In "The Most Dangerous Game", who is more characterized, General Zaroff or Rainsford?
One could argue that Rainsford is more characterized throughout the short story "The Most Dangerous Game." Connell utilizes third person limited narration to characterize Rainsford by describing his inner feelings and emotions. Rainsford is also portrayed as a dynamic character as he goes from being a callous, unsympathetic hunter, to a person who fully understands what it is like to be hunted.
Rainsford's inner thoughts are described as Connell illustrates his panic after falling off the yacht and his sense of comfort when he initially sits down to dinner at Zaroff's chateau. Rainford's sense of anxiety and fear is also portrayed as he attempts to avoid Zaroff throughout Ship-Trap Island. Rainsford's sense of danger and primal instincts are also revealed when he surprises the general in his own room at the end of the novel.
The third person limited narration allows Connell to focus on Rainsford's personal thoughts and emotions while he objectively describes General Zaroff's behaviors and comments. Essentially, Rainsford is more characterized than General Zaroff because the reader never has perspective on the general's inner thoughts and emotions like they do for Rainsford.

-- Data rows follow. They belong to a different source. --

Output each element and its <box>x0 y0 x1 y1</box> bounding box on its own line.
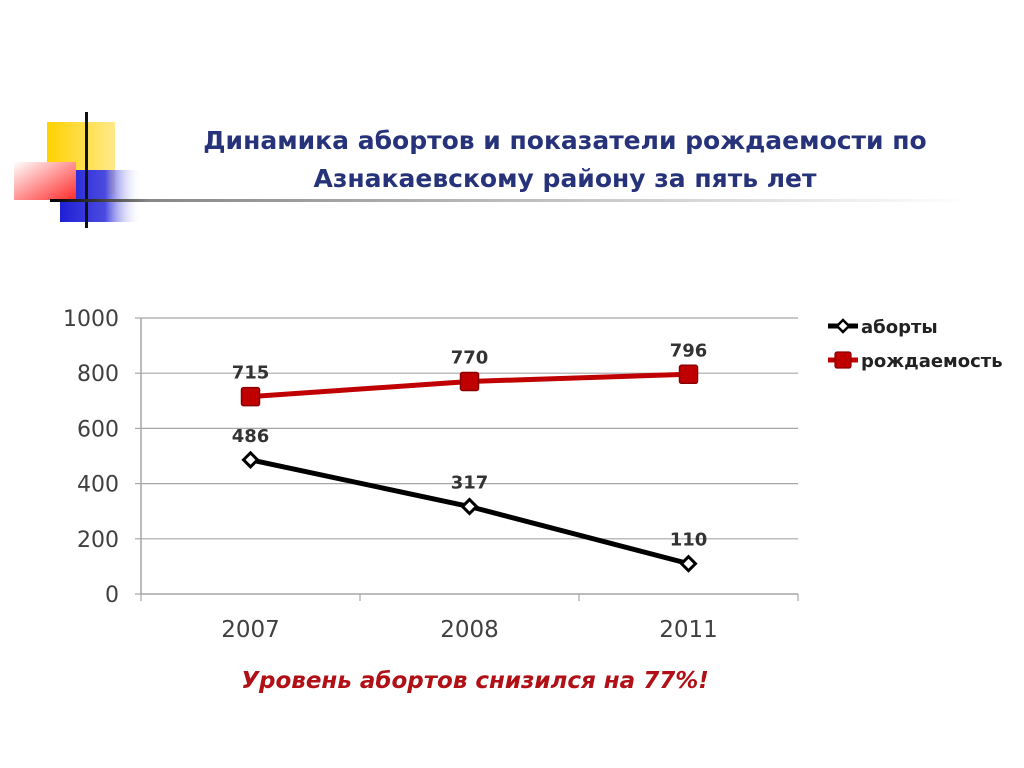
data-label: 486 <box>232 426 270 447</box>
slide-decoration <box>14 112 160 228</box>
data-point-square <box>459 371 480 392</box>
data-label: 715 <box>232 363 270 384</box>
vertical-rule <box>85 112 88 228</box>
data-label: 317 <box>451 473 489 494</box>
red-square <box>14 162 76 200</box>
data-label: 770 <box>451 347 489 368</box>
data-label: 110 <box>670 530 708 551</box>
title-underline <box>150 199 970 202</box>
data-label: 796 <box>670 340 708 361</box>
legend-label: аборты <box>861 317 938 338</box>
title-line-1: Динамика абортов и показатели рождаемост… <box>203 126 927 155</box>
y-tick-label: 200 <box>77 528 119 553</box>
y-tick-label: 600 <box>77 417 119 442</box>
y-tick-label: 1000 <box>63 307 119 332</box>
title-line-2: Азнакаевскому району за пять лет <box>313 164 817 193</box>
data-point-diamond <box>241 450 260 469</box>
legend-label: рождаемость <box>861 351 1003 372</box>
x-tick-label: 2008 <box>440 617 499 643</box>
line-chart: 0 200 400 600 800 1000 2007 2008 2011 486 317 110 71… <box>63 307 1003 643</box>
conclusion-text: Уровень абортов снизился на 77%! <box>241 668 709 694</box>
data-point-square <box>240 386 261 407</box>
horizontal-rule-start <box>50 199 160 202</box>
y-tick-label: 800 <box>77 362 119 387</box>
y-tick-label: 400 <box>77 473 119 498</box>
data-point-square <box>678 364 699 385</box>
y-tick-label: 0 <box>105 583 119 608</box>
data-point-diamond <box>460 497 479 516</box>
x-tick-label: 2011 <box>659 617 718 643</box>
legend-marker-diamond <box>835 318 851 334</box>
legend-marker-square <box>834 351 852 369</box>
data-point-diamond <box>679 554 698 573</box>
x-tick-label: 2007 <box>221 617 280 643</box>
slide-title: Динамика абортов и показатели рождаемост… <box>150 122 980 198</box>
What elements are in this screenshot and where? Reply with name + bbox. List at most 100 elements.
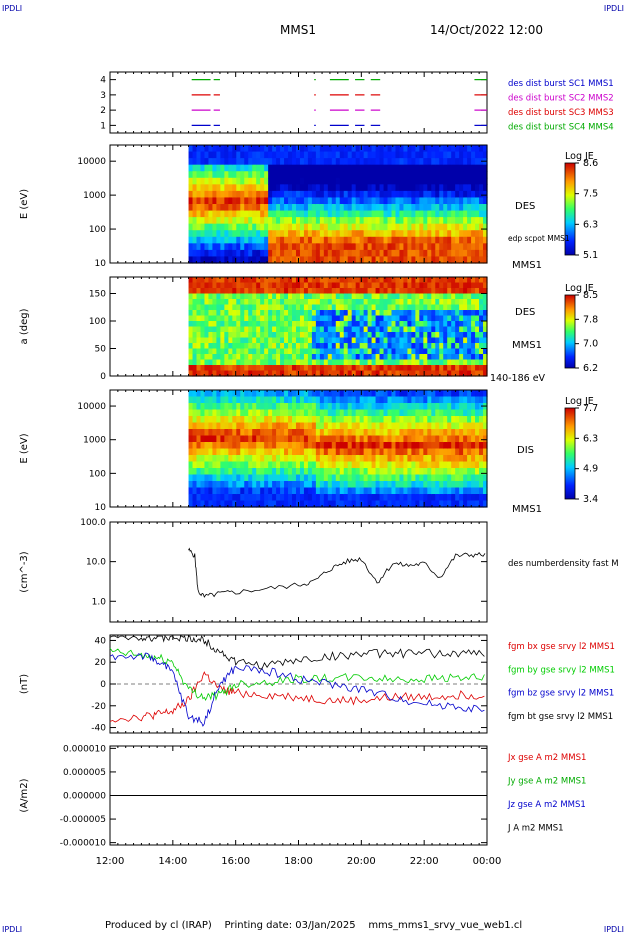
spectrogram-cell xyxy=(411,416,416,424)
spectrogram-cell xyxy=(192,293,198,300)
spectrogram-cell xyxy=(339,293,345,300)
spectrogram-cell xyxy=(375,448,381,456)
spectrogram-cell xyxy=(459,348,464,355)
spectrogram-cell xyxy=(268,337,273,344)
spectrogram-cell xyxy=(208,190,214,199)
spectrogram-cell xyxy=(379,177,385,185)
spectrogram-cell xyxy=(443,249,448,258)
spectrogram-cell xyxy=(395,204,401,212)
spectrogram-cell xyxy=(256,315,261,322)
spectrogram-cell xyxy=(343,461,349,469)
spectrogram-cell xyxy=(375,455,381,463)
spectrogram-cell xyxy=(260,409,265,417)
spectrogram-cell xyxy=(375,403,381,411)
spectrogram-cell xyxy=(483,249,488,258)
spectrogram-cell xyxy=(272,461,277,469)
spectrogram-cell xyxy=(479,337,484,344)
spectrogram-cell xyxy=(359,337,365,344)
spectrogram-cell xyxy=(311,190,317,199)
spectrogram-cell xyxy=(248,293,253,300)
spectrogram-cell xyxy=(295,184,301,192)
spectrogram-cell xyxy=(331,217,337,225)
spectrogram-cell xyxy=(403,210,409,218)
spectrogram-cell xyxy=(367,293,373,300)
spectrogram-cell xyxy=(399,171,405,179)
spectrogram-cell xyxy=(399,164,405,172)
spectrogram-cell xyxy=(423,190,428,199)
spectrogram-cell xyxy=(431,230,436,238)
spectrogram-cell xyxy=(315,145,321,153)
spectrogram-cell xyxy=(435,409,440,417)
spectrogram-cell xyxy=(228,487,233,495)
spectrogram-cell xyxy=(379,468,385,476)
spectrogram-cell xyxy=(256,390,261,398)
spectrogram-cell xyxy=(311,409,317,417)
spectrogram-cell xyxy=(224,500,229,508)
bfield-series-line xyxy=(109,671,485,723)
spectrogram-cell xyxy=(252,190,257,199)
spectrogram-cell xyxy=(200,416,206,424)
spectrogram-cell xyxy=(451,236,456,244)
spectrogram-cell xyxy=(327,210,333,218)
spectrogram-cell xyxy=(455,151,460,159)
spectrogram-cell xyxy=(248,210,253,218)
spectrogram-cell xyxy=(371,249,377,258)
spectrogram-cell xyxy=(303,396,309,404)
spectrogram-cell xyxy=(264,359,269,366)
spectrogram-cell xyxy=(343,210,349,218)
spectrogram-cell xyxy=(244,354,249,361)
spectrogram-cell xyxy=(423,494,428,502)
spectrogram-cell xyxy=(415,210,420,218)
spectrogram-cell xyxy=(224,277,229,284)
spectrogram-cell xyxy=(407,315,412,322)
spectrogram-cell xyxy=(451,481,456,489)
spectrogram-cell xyxy=(240,230,245,238)
spectrogram-cell xyxy=(467,249,472,258)
spectrogram-cell xyxy=(240,461,245,469)
spectrogram-cell xyxy=(196,217,202,225)
spectrogram-cell xyxy=(359,177,365,185)
spectrogram-cell xyxy=(419,409,424,417)
spectrogram-cell xyxy=(403,461,409,469)
spectrogram-cell xyxy=(423,145,428,153)
spectrogram-cell xyxy=(475,442,480,450)
spectrogram-cell xyxy=(256,396,261,404)
spectrogram-cell xyxy=(204,204,210,212)
spectrogram-cell xyxy=(307,171,313,179)
spectrogram-cell xyxy=(335,487,341,495)
spectrogram-cell xyxy=(435,455,440,463)
spectrogram-cell xyxy=(415,197,420,205)
spectrogram-cell xyxy=(272,455,277,463)
spectrogram-cell xyxy=(311,370,317,377)
spectrogram-cell xyxy=(443,370,448,377)
spectrogram-cell xyxy=(240,348,245,355)
spectrogram-cell xyxy=(447,468,452,476)
spectrogram-cell xyxy=(471,337,476,344)
spectrogram-cell xyxy=(363,500,369,508)
spectrogram-cell xyxy=(327,243,333,251)
spectrogram-cell xyxy=(335,177,341,185)
spectrogram-cell xyxy=(367,230,373,238)
spectrogram-cell xyxy=(284,343,289,350)
spectrogram-cell xyxy=(315,487,321,495)
spectrogram-cell xyxy=(212,348,217,355)
spectrogram-cell xyxy=(295,151,301,159)
spectrogram-cell xyxy=(315,184,321,192)
spectrogram-cell xyxy=(220,390,225,398)
spectrogram-cell xyxy=(467,326,472,333)
spectrogram-cell xyxy=(272,370,277,377)
spectrogram-cell xyxy=(196,158,202,166)
spectrogram-cell xyxy=(284,326,289,333)
spectrogram-cell xyxy=(343,171,349,179)
spectrogram-cell xyxy=(196,177,202,185)
spectrogram-cell xyxy=(363,422,369,430)
spectrogram-cell xyxy=(379,230,385,238)
spectrogram-cell xyxy=(351,299,357,306)
spectrogram-cell xyxy=(347,461,353,469)
spectrogram-cell xyxy=(216,256,221,264)
spectrogram-cell xyxy=(220,315,225,322)
spectrogram-cell xyxy=(431,315,436,322)
spectrogram-cell xyxy=(339,494,345,502)
spectrogram-cell xyxy=(447,390,452,398)
spectrogram-cell xyxy=(260,277,265,284)
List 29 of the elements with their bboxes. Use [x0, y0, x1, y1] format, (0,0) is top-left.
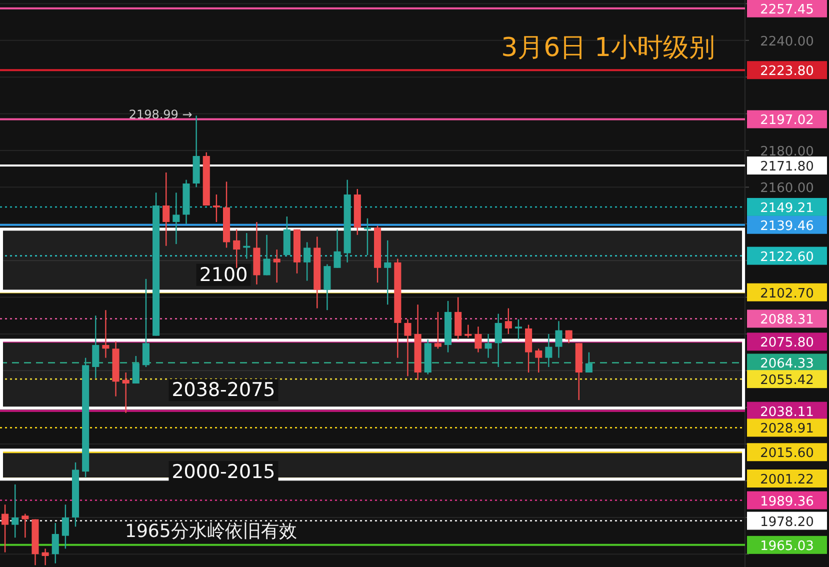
ref-line-label: 2122.60: [760, 250, 814, 265]
ref-line-label: 2197.02: [760, 113, 814, 128]
ref-line-label: 2171.80: [760, 160, 814, 175]
ref-line-label: 1978.20: [760, 514, 814, 530]
annotation: 1965分水岭依旧有效: [125, 521, 297, 542]
ref-line-label: 2257.45: [760, 2, 814, 18]
ref-line-label: 1965.03: [760, 538, 814, 554]
band-label: 2100: [199, 264, 248, 286]
text: 3月6日 1小时级别: [501, 33, 715, 63]
ref-line-label: 2001.22: [760, 472, 814, 488]
y-tick-label: 2240.00: [760, 34, 814, 50]
ref-line-label: 2064.33: [760, 356, 814, 372]
y-tick-label: 2160.00: [760, 181, 814, 196]
ref-line-label: 2015.60: [760, 446, 814, 462]
ref-line-label: 2139.46: [760, 218, 814, 234]
band-label: 2000-2015: [172, 460, 276, 483]
ref-line-label: 2149.21: [760, 200, 814, 216]
ref-line-label: 2055.42: [760, 373, 814, 388]
ref-line-label: 1989.36: [760, 494, 814, 510]
ref-line-label: 2075.80: [760, 336, 814, 351]
ref-line-label: 2038.11: [760, 404, 814, 420]
ref-line-label: 2088.31: [760, 312, 814, 328]
ref-line-label: 2028.91: [760, 422, 814, 437]
ref-line-label: 2223.80: [760, 64, 814, 80]
band-label: 2038-2075: [172, 379, 276, 402]
band: 2000-2015: [0, 448, 745, 483]
annotation: 2198.99 →: [128, 108, 192, 122]
y-tick-label: 2180.00: [760, 144, 814, 160]
ref-line-label: 2102.70: [760, 286, 814, 302]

The characterization we receive most is that of Rainsford. This is for a few reasons:
1) We see him before, during, and after his run-in with Zaroff, whereas we only learn about Zaroff during his interactions with Rainsford.
2) We are given a description of Zaroff from Rainsford's point of view, showing us not only how Zaroff looks and acts, but also Rainsford's interpretation of his look and mannerisms.
3) We are given a view into the mind of Rainsford, not Zaroff, several times: on the boat, when he arrives on the island, when he meets with Zaroff, and all throughout the hunt we learn how he is thinking his way through the jungle and away from Zaroff.